Although the earlier image of the horribly damaged " crack baby" was wrong, said Leshner, " you have to be careful you don’t swing the pendulum entirely in the other direction. First you had inappropriate hysteria and now we have inappropriate surety. And the truth is the answer is in between."

There is no doubt, he added, that " socioeconomic status is the biggest risk factor for virtually any adverse outcome you can have developmentally. But the fact that poverty is powerful does not mean these other factors don’t have subtle effects. We don’t want to create a polarity that doesn’t exist."

NIDA Concerns

Hurt is concerned that NIDA’s recent rejection of further funding for her long-term research may reflect institutional bias against continuing to support scientists who fail to find that prenatal cocaine exposure (or other forms of drug abuse) has damaging effects. As evidence, she cited a June 1998 NIDA review of her research in which one reviewer wrote that " a major limitation of this study [to date] has been repeated inability to find any differences between the cocaine-exposed and non-exposed groups." Although the reviewer cited other objections, such as sample size, the comment, said Hurt, reveals a tendency among some to discredit findings that don’t uphold conventional wisdom, regardless of the research’s scientific merits.

Asked about the possibility of such bias in research funding, NIDA’s Leshner dismissed the remark, commenting that " the peer review system gives verbatim reviews and that is surely out of context. I don’t find that a particularly useful comment on Hurt’s part. That certainly is not a decisive factor in what gets funded."

Hurt defended her research, noting that the analytic tool employed in this study, the Goodman Lock Box is " a fairly refined instrument" and that the findings could not be attributed to imprecision. " The data are the data," said Hurt.

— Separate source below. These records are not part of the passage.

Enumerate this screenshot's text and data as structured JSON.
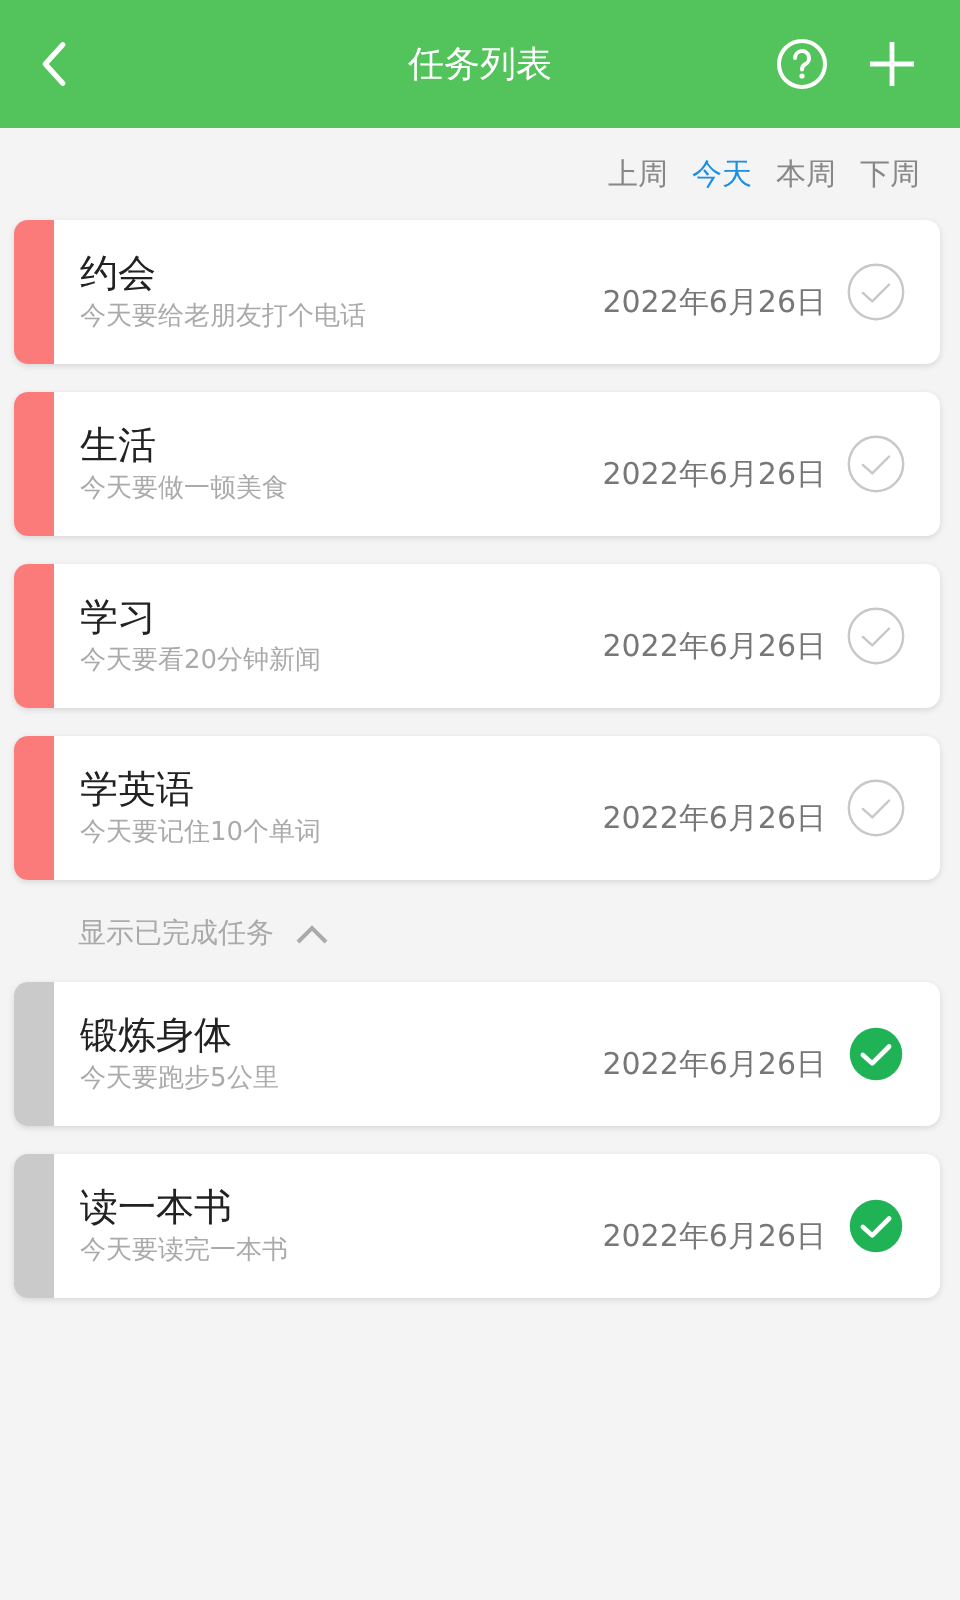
{
  "header": {
    "title": "任务列表"
  },
  "periods": [
    {
      "label": "上周",
      "selected": false
    },
    {
      "label": "今天",
      "selected": true
    },
    {
      "label": "本周",
      "selected": false
    },
    {
      "label": "下周",
      "selected": false
    }
  ],
  "tasks": [
    {
      "title": "约会",
      "note": "今天要给老朋友打个电话",
      "date": "2022年6月26日",
      "done": false
    },
    {
      "title": "生活",
      "note": "今天要做一顿美食",
      "date": "2022年6月26日",
      "done": false
    },
    {
      "title": "学习",
      "note": "今天要看20分钟新闻",
      "date": "2022年6月26日",
      "done": false
    },
    {
      "title": "学英语",
      "note": "今天要记住10个单词",
      "date": "2022年6月26日",
      "done": false
    }
  ],
  "completed_toggle": {
    "label": "显示已完成任务",
    "expanded": true
  },
  "completed_tasks": [
    {
      "title": "锻炼身体",
      "note": "今天要跑步5公里",
      "date": "2022年6月26日",
      "done": true
    },
    {
      "title": "读一本书",
      "note": "今天要读完一本书",
      "date": "2022年6月26日",
      "done": true
    }
  ]
}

Hurt said other data strengthen the conclusions of the current study. For example, she found no differences in a standard battery of pediatric neurological tests administered to six-year-old cocaine-exposed and non-exposed children.

Marc Galanter, M.D., is a consultant to APA’s Council on Addiction Psychiatry and president of the American Society of Addiction Medicine. " This is one study that adds to the consensus that by and large does not support perinatal damage from cocaine except in relation to other covariates such as diet, smoking, and the like," said Galanter. Although it " did not quantitate specific covariates such as alcohol use and cigarette smoking, it is a useful addition to the research literature."

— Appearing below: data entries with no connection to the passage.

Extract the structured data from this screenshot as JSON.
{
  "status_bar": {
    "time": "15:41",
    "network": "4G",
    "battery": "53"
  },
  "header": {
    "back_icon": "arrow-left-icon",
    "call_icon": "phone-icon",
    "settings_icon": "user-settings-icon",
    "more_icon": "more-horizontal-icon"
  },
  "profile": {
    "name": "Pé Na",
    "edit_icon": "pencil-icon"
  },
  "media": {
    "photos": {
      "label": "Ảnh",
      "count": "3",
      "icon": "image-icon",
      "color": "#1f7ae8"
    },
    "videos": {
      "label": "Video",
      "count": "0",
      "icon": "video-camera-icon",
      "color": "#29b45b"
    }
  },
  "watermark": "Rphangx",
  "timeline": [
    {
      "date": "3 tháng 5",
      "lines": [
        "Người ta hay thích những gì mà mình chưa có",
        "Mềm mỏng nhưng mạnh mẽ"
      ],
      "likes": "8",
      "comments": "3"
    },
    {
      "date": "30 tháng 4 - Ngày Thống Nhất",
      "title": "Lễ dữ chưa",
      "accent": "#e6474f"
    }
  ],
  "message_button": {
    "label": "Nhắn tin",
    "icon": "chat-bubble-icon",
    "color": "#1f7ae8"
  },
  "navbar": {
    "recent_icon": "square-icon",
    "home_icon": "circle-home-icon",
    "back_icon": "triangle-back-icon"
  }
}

The study found no difference in problem-solving ability at age 3.5 years between a group of 72 cocaine-exposed, low-income children and a group of 81 nonexposed controls. No differences were found in a follow-up at age 4.5 years that looked at 61 of the cocaine-exposed children and 68 controls. But when scores of both the exposed and nonexposed low-income children were compared with scores of middle-class children, the data revealed that poverty has a severe, adverse effect on cognitive development.

In order to be included in the cocaine-exposed group, the children’s mothers had to have used cocaine frequently; those who used cocaine in only one trimester were excluded. Because use of tobacco, marijuana, and alcohol is common in inner-city communities, concurrent use of these substances was not an exclusionary factor, but concurrent use of other substances was. Preterm infants, those with fetal alcohol syndrome, and those with birth asphyxia were excluded, as were those with any identifiable developmental disorder.

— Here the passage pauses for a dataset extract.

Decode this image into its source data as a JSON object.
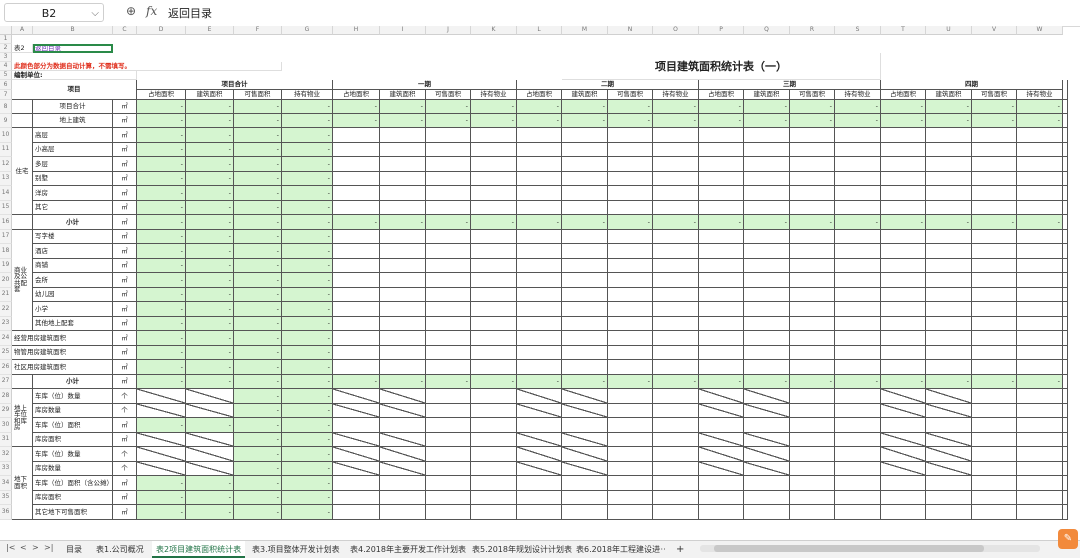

Researchers categorized 19 possible behaviors used in exploring the Goodman Lock Box into three main outcome measures; aimless actions, competence, and mental organization. On every measure there was no difference between the cocaine-exposed and control groups. On most of these measures, however, the low-income children scored substantially lower than middle-class children.

The Goodman Lock Box is a large red box with two rows of five compartments. Each of the 10 compartments has a blue door and a unique lock, and inside each compartment is a different toy, varying from a ball of clay to a music box and toy cars. The box is placed in front of children who are invited to play with it, but otherwise given no instructions.